Ungleichbehandlungen
der Demonstrationen
Auffällig war, dass die Polizei Verstöße der Teilnehmer der
Veranstaltung von WOW deutlich unterschiedlich behandelte als die
Verstöße der Gegendemonstranten. Das Zeigen von Hitlergrüßen, das
Werfen einer Flasche und das Beschimpfen und Bedrohen von
Journalisten und den Teilnehmern der Gegendemonstration wäre aus
unserer Sicht ein Grund gewesen, diese Versammlung als nicht mehr
friedlich einzuordnen. Die Polizei ging aber gegen die ausführenden
Personen im Rahmen dieser Versammlung überhaupt nicht vor.
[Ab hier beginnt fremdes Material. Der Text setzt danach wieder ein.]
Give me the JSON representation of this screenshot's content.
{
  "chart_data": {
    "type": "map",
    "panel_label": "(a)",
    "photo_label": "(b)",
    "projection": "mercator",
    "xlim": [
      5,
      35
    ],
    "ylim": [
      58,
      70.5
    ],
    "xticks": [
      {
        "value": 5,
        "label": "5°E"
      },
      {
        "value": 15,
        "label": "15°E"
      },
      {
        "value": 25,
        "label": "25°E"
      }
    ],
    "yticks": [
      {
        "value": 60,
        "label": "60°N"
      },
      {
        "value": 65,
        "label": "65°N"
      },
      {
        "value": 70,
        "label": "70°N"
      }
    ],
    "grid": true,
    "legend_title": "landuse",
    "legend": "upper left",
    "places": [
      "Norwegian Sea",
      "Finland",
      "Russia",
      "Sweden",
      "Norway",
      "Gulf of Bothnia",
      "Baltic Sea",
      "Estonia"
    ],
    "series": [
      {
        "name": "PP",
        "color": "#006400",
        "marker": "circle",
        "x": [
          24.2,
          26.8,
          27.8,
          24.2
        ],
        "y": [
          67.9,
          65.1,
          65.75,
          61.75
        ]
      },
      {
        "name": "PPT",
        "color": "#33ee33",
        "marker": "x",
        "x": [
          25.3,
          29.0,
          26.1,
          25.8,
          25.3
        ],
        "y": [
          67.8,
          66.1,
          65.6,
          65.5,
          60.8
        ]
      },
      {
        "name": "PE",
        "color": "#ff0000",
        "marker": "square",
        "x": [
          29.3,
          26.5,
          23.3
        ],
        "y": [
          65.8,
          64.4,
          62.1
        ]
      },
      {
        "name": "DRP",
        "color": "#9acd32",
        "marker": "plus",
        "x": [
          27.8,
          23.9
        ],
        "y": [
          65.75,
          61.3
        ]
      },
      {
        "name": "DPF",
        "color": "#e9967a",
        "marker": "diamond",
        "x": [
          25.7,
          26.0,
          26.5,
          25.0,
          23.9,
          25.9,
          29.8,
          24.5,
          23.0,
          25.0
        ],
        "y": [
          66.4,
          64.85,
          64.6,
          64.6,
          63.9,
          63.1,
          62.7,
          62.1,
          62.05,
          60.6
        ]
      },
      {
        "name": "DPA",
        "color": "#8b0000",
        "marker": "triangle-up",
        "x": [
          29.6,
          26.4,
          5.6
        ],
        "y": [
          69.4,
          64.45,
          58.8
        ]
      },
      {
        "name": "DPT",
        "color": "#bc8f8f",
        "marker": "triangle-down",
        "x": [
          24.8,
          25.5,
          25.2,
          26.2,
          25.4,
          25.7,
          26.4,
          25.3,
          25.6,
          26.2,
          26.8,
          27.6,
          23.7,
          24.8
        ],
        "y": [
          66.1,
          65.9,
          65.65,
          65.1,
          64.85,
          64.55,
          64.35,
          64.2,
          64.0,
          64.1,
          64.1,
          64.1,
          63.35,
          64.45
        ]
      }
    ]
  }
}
Zudem wurde das Gebiet der Kundgebung des Römerbergbündnisses
beschnitten, um dort den Aufzug von WOW innerhalb der Absperrung
durchzuführen.
Im Rahmen der Gegenproteste führte bereits ein zu hoch gehaltenes
Transparent zu einem massiven Durchgreifen der Polizei. Bei deutlich
geringeren Anlässen wurden Personalien festgestellt und der
Schlagstock und Pfefferspray eingesetzt. Teilweise löste bereits das
Fortbewegen in Gruppen polizeiliche Maßnahmen aus.
Insgesamt
ist der Polizeieinsatz gegen die Gegendemonstranten als sehr
unkoordiniert, unvorsichtig, gewaltbereit und eskalierend zu
bewerten. Ein Anzeichen hierfür sind auch die zahlreichen
Verletzten, die wir gesehen haben.
Es
wiederholte sich, was wir auch schon zu den Einsätzen im Rahmen der
Proteste von „Pegida Rhein-Main“ und den „Freien Bürgern für
Deutschland“ geschrieben haben:
„Aufgabe
der Polizei ist es, die Versammlungsfreiheit aller Bürger zu
gewährleisten und auch Gegenprotest zu ermöglichen.
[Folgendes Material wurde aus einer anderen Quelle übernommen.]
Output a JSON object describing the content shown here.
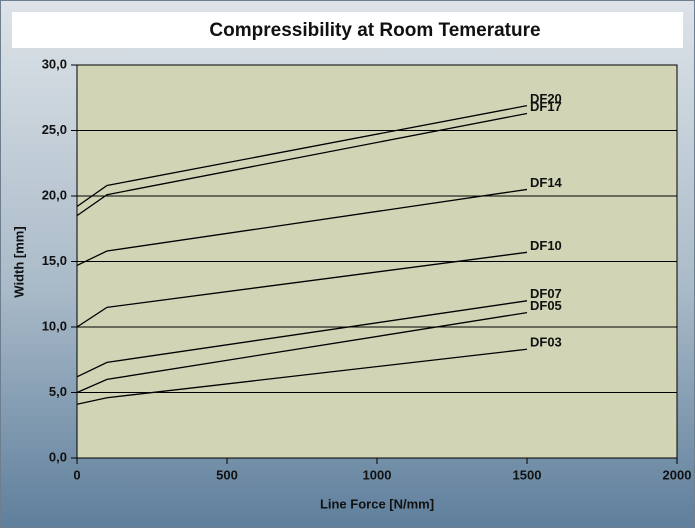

Selbstverständlich ist es Aufgabe der Polizei, Demonstrationen vor
Angriffen durch Gegendemonstranten zu schützen – dies darf aber
nicht so weit gehen, dass der gesamte Gegenprotest kriminalisiert,
durch polizeiliche Maßnahmen eingeschüchtert oder erschwert wird.“
(IfDB FfM 02.06.2015)
Maßnahmen
der Polizei
Es
sollen sich Teilnehmer der Gegendemonstrationen vermummt haben, und
es sollen auch Eier geworfen worden sein – dies sind Gründe für
polizeiliche Maßnahmen. Jedoch haben die Polizeikräfte jedes Mal
ohne Aufforderung oder irgendeine erdenkliche Kommunikationsform
direkt mit Gewalt reagiert. Außerdem hat die Polizei konstant die
Gegenproteste gefilmt, auch wenn keine konkrete Gefahrensituation
bestand.
Der
Einsatz der Polizei war sehr hektisch, was sie selbst auch auf
Twitter eingestanden haben.
Die
Polizei setzte von Beginn an auf den Einsatz von sehr vielen
Zivilbeamten. Die eingesetzten Communicators der Polizei waren
an Orten, an denen es hektischer zuging nicht vor Ort. Eine
Bereitschaft zur Deeskalation war seitens der Beamten nicht
ersichtlich.
Wir
selbst haben keine körperlichen Übergriffe auf Polizeibeamte
beobachtet. Die Polizei hat aber berichtet, dass ein Zivilbeamter
angegriffen wurde. Dies wäre natürlich bedauerlich. Gleichzeitig
ist der großflächige und für jeden Demonstrationsteilnehmer auch
sichtbare Einsatz ebendieser ein ständiges Misstrauensvotum
gegenüber den Demonstrationsteilnehmern, der auch
einen einschüchternder Effekt erzielt, der engagierte Bürger in
Zukunft davon abhalten könnte, sich den Protesten anzuschließen.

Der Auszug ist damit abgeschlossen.